Segundo Roseli, relembrar o dia do acidente ainda lhe traz muita dor. Então, ela deixou o caso nas mãos de seus advogados, que entraram contra o Estado de São Paulo e o município de Cristais Paulista, já que a escola era compartilhada.
“Agora, dia 9 de dezembro, fez três anos (da morte). Não é fácil. Deus que nos dá forças para continuar. Quero somente justiça, para que essa falta de responsabilidade e negligência não aconteça mais em escolas. Escola é um lugar para nossos filhos estarem em segurança. E não para perder a vida”.
Roseli acredita que os diretores da escola, secretário de Educação e os professores são os responsáveis por terem mantido a trave na quadra da escola, além da Prefeitura que não teria fiscalizado o local.

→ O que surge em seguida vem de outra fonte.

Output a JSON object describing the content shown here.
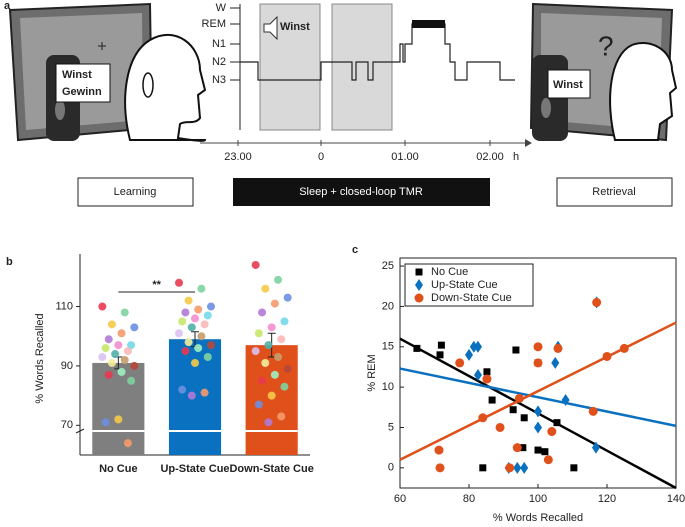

“Creio que a justiça vai ser feita. Se não for pelos homens, será pela (justiça) de Deus. Eu creio que o pessoal da escola seja responsável. Era obrigação deles olharem os defeitos da escola. A Prefeitura também (tem culpa). Eles não fizeram nada, não responsabilizaram ninguém, não tomaram nenhuma atitude”, continuou Roseli.
Um mês depois da morte de Igor, a Polícia Civil, junto ao Instituto de Criminalística, emitiu o laudo da Perícia que apontou que a trave que atingiu o garoto estava em péssimo estado e sem condições de uso, portanto, não deveria estar sendo usada pelos alunos.
Segundo a advogada da mãe do garoto, Ana Flávia Chicaroni, o processo está em andamento, na fase de arrolamento de testemunhas para a instrução processual. “Trata-se de um caso complexo que, envolve perícia, dois requeridos, então, o trâmite processual é maior”.
Em nota, a Prefeitura de Cristais Paulista lamentou novamente o ocorrido e disse que aguarda a decisão judicial. “Nunca será superado por todos que acompanharam de perto, tampouco pelos familiares e amigos. A Prefeitura de Cristais Paulista reitera que segue à disposição da família com todo o suporte possível”, diz a nota.
A fatalidade
No dia do acidente, Igor participava com outros alunos de uma atividade de educação física. Era o último dia de aula.
Após o acidente, o menino foi levado com urgência para a Santa Casa de Franca, mas não resistiu e teve a morte por trauma crânio-encefálico registrada.